Thursday, July 29, 2010
“Superwoman” and the (Negative) Power of Criticism
Lately I have been feeling a bit like a “superwoman” who would like to be a bit less perfect, or at least under less pressure. Two people in my life have been rather unhelpful, yet feel comfortable dishing out suggestions, criticisms, and pointing out in general all the things that are wrong in our house/town/country. There is almost no way to cook for the family in a way that will please both; last week I made two separate menus for Shabbas morning in an effort to please both. The week before I made two separate batches of Challah (homemade bread). It would have been nice to receive a compliment or thank-you, but neither was forthcoming.
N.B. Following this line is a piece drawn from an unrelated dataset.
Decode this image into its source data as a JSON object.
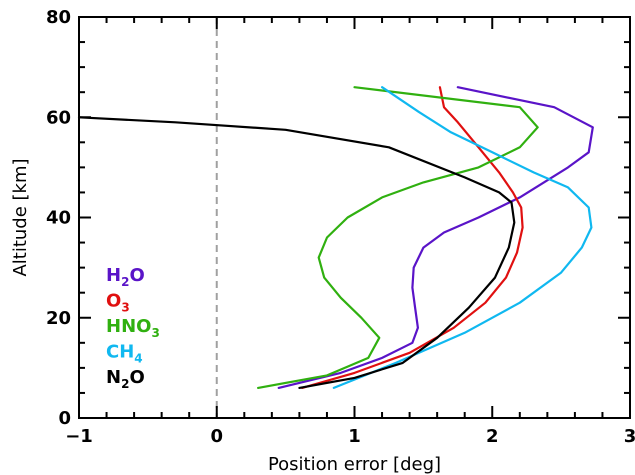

In addition to keeping Ricki occupied during the vacation, I have to put up with all sorts of “helpful” hints about how various things need attending to. And if I dare suggest that said person could “pitch in” a bit more, or if I protest the criticism, all I get is more verbal abuse as a result, or denial of the blatant reality that this person barely lifts a finger to help.
I am getting a bit fed up with all this, but at least I am trying not to take it to heart. These persons have their own reasons why they speak the way they do; apparently better behavior is beyond them at this point.
What this does show me is the tremendous negative effect of constant, even well-intentioned negative comments. [And I realize that unfortunately I have not been perfect in this matter myself.] Recurrent faultfinding (even if meant for the good) begins to grate on one’s soul after a while.
What keeps me afloat is the wonderfully positive upbringing I had, the knowledge that my parents, especially my Mom, valued me for what I was. The positive self esteem that I received years ago is what helps me, even today, to see that the problem of the subtly negative people surrounding me is a problem of THEIR own personality’s manufacturing.